HuffPost also previously learned that the number of complaints filed with the Department of Education related to the treatment of transgender students dropped precipitously, by about 40 percent, between January 2016 through January 2017, and January 2017 through January 2018. At the time, advocates for LGBTQ students told HuffPost they worried that the Trump administration was having a chilling effect on the students who would otherwise submit complaints of discrimination.

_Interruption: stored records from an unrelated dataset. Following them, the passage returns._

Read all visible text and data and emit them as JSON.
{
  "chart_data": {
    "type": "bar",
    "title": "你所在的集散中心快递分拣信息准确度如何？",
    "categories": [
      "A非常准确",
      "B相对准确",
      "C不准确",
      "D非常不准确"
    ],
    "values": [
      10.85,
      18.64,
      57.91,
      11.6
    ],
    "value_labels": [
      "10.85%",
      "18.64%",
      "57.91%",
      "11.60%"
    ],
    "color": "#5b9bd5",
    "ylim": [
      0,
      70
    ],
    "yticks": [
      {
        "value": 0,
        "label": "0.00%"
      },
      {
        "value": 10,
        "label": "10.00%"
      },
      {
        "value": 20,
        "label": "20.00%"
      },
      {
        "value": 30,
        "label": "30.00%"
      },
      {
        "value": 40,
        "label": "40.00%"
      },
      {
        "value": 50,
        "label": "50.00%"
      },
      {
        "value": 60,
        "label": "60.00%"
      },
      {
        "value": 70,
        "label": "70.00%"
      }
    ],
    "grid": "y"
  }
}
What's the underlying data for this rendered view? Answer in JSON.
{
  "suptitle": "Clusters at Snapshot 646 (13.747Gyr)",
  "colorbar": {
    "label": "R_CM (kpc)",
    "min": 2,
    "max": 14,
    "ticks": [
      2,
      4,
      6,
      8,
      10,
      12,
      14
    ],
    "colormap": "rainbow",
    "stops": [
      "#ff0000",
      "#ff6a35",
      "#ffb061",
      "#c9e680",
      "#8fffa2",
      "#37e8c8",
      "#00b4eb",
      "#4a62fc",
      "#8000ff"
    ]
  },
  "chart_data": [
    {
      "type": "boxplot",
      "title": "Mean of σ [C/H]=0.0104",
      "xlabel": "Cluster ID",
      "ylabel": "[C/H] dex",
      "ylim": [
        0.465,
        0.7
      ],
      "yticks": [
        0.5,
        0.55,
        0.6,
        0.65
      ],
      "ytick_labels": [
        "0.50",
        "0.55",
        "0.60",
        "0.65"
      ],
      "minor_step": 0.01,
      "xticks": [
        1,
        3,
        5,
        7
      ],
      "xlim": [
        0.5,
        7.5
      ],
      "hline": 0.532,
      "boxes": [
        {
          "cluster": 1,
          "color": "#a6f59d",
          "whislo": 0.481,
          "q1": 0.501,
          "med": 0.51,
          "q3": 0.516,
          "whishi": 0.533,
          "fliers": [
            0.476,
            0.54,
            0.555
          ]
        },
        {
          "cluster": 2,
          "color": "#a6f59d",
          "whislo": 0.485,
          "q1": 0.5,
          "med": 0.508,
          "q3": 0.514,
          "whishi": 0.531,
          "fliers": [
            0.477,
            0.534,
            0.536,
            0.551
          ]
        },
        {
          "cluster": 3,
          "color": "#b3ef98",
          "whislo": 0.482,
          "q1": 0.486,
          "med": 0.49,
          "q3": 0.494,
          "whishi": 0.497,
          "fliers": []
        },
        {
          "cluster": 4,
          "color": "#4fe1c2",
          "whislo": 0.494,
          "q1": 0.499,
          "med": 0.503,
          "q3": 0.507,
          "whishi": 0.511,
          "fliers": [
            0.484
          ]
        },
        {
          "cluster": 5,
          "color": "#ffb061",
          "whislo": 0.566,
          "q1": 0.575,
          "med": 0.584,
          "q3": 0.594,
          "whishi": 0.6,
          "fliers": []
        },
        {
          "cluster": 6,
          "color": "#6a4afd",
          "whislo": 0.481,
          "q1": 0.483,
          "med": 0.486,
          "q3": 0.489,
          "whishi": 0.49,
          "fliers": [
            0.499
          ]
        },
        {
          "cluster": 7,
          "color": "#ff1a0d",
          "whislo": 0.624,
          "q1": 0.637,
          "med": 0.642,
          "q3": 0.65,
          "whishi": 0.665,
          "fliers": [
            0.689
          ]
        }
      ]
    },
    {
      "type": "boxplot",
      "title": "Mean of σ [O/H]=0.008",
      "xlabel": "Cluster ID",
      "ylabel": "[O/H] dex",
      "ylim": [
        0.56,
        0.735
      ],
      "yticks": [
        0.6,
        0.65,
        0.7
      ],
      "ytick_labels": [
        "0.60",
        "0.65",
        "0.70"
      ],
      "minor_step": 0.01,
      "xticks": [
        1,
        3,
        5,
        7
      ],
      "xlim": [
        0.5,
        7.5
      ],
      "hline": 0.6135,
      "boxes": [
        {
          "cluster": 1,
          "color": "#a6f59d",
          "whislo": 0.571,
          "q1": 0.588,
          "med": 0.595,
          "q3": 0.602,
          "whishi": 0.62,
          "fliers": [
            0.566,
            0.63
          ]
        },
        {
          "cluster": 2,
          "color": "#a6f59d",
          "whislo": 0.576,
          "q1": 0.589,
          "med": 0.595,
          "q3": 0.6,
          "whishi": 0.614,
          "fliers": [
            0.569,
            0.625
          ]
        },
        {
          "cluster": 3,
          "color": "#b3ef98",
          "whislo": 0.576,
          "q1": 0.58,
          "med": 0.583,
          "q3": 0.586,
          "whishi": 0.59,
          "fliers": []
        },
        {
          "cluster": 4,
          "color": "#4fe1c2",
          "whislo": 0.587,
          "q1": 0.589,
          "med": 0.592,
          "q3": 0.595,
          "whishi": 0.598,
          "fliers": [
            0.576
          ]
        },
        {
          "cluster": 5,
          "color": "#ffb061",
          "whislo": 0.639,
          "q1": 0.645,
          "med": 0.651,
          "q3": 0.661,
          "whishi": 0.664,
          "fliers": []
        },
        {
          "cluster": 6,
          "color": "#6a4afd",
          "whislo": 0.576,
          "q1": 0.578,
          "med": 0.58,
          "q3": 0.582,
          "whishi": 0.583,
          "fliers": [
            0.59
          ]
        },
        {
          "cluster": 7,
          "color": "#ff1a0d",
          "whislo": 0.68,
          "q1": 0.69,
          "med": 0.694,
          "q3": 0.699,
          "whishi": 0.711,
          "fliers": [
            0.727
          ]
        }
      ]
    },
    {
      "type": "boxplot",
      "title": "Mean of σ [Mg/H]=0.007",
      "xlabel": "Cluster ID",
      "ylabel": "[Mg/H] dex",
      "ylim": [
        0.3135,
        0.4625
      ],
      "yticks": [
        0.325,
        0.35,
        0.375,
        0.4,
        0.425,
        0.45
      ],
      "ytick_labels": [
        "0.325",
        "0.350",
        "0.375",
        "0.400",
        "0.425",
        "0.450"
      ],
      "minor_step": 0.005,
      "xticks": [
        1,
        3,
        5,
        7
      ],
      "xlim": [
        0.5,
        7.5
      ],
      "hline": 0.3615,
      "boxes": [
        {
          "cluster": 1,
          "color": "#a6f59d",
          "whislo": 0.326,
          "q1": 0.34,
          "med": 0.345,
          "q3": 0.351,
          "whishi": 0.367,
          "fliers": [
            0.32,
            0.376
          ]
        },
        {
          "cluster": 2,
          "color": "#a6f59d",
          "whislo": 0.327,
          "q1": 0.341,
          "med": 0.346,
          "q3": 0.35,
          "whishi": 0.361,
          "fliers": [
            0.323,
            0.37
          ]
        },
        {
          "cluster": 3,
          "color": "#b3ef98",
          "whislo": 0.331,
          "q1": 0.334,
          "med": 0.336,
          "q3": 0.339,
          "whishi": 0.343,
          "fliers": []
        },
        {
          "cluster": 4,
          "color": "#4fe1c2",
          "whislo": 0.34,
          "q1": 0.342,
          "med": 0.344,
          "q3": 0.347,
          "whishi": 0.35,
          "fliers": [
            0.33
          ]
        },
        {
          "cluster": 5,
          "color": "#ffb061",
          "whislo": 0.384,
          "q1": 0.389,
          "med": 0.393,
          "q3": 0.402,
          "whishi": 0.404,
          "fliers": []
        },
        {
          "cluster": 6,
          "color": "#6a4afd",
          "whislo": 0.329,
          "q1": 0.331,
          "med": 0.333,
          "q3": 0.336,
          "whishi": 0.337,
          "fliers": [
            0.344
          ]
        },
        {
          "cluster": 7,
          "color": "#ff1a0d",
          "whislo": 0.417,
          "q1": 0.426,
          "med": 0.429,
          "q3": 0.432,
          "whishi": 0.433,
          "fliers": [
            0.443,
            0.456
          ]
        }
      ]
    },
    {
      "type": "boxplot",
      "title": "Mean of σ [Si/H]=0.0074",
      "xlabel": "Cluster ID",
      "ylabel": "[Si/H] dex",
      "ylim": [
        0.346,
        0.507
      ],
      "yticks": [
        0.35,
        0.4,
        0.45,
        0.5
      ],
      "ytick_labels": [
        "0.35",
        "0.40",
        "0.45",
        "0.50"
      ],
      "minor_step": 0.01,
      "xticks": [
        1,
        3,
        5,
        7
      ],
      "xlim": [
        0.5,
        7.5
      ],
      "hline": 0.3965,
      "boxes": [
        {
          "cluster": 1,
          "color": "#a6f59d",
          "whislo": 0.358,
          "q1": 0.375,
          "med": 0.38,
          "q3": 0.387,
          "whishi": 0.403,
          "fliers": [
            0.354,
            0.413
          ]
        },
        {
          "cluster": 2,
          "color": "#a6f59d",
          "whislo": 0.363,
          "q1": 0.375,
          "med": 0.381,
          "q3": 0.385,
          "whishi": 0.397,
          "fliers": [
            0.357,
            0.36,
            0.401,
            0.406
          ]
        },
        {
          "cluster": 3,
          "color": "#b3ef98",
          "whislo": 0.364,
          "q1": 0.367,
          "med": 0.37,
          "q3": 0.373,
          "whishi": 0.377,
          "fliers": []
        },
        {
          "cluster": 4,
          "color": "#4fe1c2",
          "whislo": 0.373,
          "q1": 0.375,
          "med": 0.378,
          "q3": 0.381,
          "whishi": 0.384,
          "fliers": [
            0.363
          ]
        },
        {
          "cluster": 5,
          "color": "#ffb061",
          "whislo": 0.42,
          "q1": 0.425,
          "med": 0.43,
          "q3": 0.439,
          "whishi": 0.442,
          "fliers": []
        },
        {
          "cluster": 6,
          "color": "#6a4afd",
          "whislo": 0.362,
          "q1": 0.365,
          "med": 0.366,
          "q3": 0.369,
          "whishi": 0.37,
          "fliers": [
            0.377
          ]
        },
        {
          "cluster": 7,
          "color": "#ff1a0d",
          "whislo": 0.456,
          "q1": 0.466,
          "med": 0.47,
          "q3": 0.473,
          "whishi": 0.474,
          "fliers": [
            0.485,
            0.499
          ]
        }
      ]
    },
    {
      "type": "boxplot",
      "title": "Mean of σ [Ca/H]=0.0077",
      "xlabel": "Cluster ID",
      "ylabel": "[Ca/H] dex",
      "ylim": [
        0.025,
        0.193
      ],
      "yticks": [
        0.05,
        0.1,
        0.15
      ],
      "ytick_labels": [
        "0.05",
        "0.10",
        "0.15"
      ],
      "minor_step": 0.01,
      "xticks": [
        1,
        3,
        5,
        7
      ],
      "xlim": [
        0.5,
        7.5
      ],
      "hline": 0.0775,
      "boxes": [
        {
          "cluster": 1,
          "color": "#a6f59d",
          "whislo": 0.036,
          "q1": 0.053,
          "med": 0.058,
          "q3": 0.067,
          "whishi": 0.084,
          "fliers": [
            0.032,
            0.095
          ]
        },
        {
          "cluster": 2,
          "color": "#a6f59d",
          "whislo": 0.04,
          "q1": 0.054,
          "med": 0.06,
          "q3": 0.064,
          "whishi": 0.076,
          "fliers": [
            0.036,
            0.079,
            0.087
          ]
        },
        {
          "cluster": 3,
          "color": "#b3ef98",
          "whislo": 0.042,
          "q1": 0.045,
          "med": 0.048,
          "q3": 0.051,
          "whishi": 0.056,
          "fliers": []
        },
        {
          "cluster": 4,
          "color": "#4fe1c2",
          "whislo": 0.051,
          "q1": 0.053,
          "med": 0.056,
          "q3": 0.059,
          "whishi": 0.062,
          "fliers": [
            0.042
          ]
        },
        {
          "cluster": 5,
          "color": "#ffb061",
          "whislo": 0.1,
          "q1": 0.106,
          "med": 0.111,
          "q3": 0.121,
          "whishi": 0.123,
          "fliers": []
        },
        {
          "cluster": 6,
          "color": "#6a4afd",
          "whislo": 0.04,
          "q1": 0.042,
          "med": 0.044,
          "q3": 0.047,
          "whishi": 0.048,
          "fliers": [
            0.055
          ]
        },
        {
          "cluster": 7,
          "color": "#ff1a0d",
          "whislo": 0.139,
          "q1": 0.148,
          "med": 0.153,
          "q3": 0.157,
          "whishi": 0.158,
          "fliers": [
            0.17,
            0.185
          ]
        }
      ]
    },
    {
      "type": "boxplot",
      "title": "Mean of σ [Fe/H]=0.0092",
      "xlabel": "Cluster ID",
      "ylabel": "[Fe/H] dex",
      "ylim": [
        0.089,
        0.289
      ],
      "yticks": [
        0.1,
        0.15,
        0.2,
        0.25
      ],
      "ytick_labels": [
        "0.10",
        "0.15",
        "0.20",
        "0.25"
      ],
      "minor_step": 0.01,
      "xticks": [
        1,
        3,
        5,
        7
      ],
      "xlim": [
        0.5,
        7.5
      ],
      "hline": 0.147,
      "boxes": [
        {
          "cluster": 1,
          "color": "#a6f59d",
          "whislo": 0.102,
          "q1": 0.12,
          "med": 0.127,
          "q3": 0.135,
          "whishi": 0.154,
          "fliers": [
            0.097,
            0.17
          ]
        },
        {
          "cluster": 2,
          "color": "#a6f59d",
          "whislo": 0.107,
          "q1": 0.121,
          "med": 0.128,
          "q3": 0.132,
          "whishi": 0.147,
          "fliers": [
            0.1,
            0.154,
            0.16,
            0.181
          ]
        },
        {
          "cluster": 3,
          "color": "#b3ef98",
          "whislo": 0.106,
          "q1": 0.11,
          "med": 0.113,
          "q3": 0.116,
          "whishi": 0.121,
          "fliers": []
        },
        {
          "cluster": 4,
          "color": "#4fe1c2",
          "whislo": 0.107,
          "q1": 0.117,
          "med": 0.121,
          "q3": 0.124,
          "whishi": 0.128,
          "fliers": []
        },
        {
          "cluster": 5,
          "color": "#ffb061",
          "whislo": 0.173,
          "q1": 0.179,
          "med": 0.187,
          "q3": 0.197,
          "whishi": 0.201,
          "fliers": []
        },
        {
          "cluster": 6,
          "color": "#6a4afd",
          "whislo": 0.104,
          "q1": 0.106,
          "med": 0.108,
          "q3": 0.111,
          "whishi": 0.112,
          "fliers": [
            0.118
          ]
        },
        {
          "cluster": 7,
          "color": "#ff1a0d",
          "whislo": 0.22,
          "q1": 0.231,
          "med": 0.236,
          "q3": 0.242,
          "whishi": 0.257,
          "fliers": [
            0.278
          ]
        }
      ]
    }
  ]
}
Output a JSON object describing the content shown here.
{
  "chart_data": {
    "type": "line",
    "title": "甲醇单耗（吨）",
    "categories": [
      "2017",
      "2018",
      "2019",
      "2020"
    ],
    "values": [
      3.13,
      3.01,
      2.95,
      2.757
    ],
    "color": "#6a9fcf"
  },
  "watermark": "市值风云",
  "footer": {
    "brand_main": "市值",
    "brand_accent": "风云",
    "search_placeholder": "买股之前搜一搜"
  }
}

Upon rescinding the Obama-era guidance last year, Education Secretary Betsy DeVos met with a small group of transgender children and families to discuss issues facing this group of students. Vanessa Ford attended the meeting with her six-year-old transgender daughter, Ellie. During the meeting, DeVos mentioned that she had a young granddaughter, just like Ellie.

Ford told HuffPost that she found the news today "mind boggling."

"We put our family at risk meeting with her in hopes it would make change. She now made the decision for the Department of Education that my daughter and thousands of daughters and sons shouldn't have the protection her grandchildren should be afforded," said Ford.

Eliza Byard, executive director of the Gay, Lesbian and Straight Education Network, said that after the Trump administration first rescinded the student guidance last year, they saw school districts who had been supporting transgender students suddenly change course. She is now focused on making sure they feel supported and affirmed across the country.

"They are not alone," said Byard. "It is ultimately most important right now every transgender student understands right now that this is wrong."